The Summer of Us by Cecilia Vinesse
Aubrey and Rae have been planning their trip around Europe practically from the moment they became BFFs in primary school. And, now, it ought to be the perfect way to spend their last summer together before university.
But things are more complicated at eighteen than they were at ten. There’s Jonah, Aubrey’s seemingly perfect boyfriend, and his best friend Gabe, the boy Aubrey may have accidentally kissed. And there’s Clara, the friend Rae is crushing on, hard, even though there’s no hope because Clara is definitely into guys, not girls.
Five friends. Ten days. Paris, Amsterdam, Prague, Florence, Barcelona. And a messy, complicated, can-this-really-be happening love story, or two … because how could there not be?
When this came in the post, I felt a little giddy. Wrapped in a crisp world map with some string, and a fake boarding pass to Prague, was The Summer of Us, a serious yet exciting debut about the changing of friendships as you get older, told during one last summer trip through Europe.
I went into this feeling excited about a contemporary on travel, not that they’re hard to come by, but after just coming back from Prague and desperate to go back out there again, I really felt like this book had come to my doorstep at the right time.

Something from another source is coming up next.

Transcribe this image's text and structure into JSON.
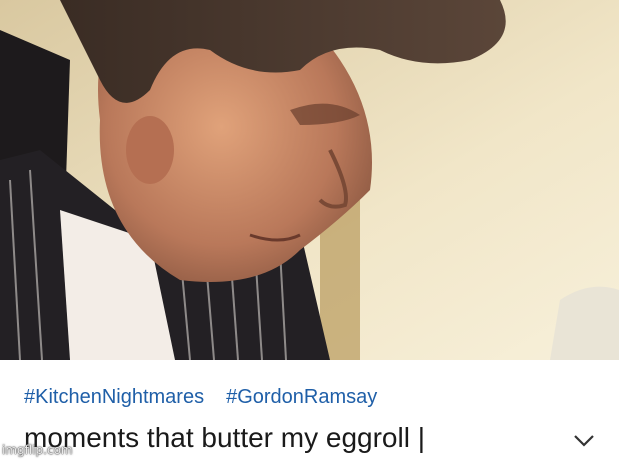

Changing friendships is not often talked about in YA. The strengthening of friendships, yes, the blossoming of new ones, of course. But the weakening and the ultimate separation of friendships isn’t – but it’s something we all experience, especially changing from one school to the next. I moved primary schools so often that I have no long lasting friendships from when I was a kid, and once I’d left for university, I found that I only stayed in contact with one person from high school. Even now, I can feel the threads breaking between university friends since graduating and coming back home.
Aubrey and Rae’s friendship may have worked during high school, but the change in personality, wants and needs, is evident during their trip through Europe, and it’s the real crux of the story rather than getting excited over seeing a small part of the world. Yeah, we love a travel story, I love a travel story, but I’m liking this refreshing take on the subtleties of friendships, and even the downside to some.
If this were a travel story, I would hope it would have focused on it more. The characters barely leave their hotels and Air BnBs when staying in the cities and only two of them explore Rome. When they visit Paris, Amsterdam and Prague, I found that either the author didn’t do too much research on the places or just didn’t want the reader to be too interested in the places when we should be focusing on the characters. We were given cobbled streets and narrow alleys and ‘churches’ rather than names and specific places. Not really a nostalgia or even an inspirational trip for me. It could have been set anywhere.
But like I said, it’s still a nice backdrop for what the characters were going through, and I especially loved Aubrey’s growth into independence and realising what she wants may not be exactly what she wants, but the influence of others. And of course, an F/F pairing thrown into the mix is everything you could want in YA story.
The Summer of Us comes out in June, perfect for summer reading, but maybe not so much if you want ideas for where to travel.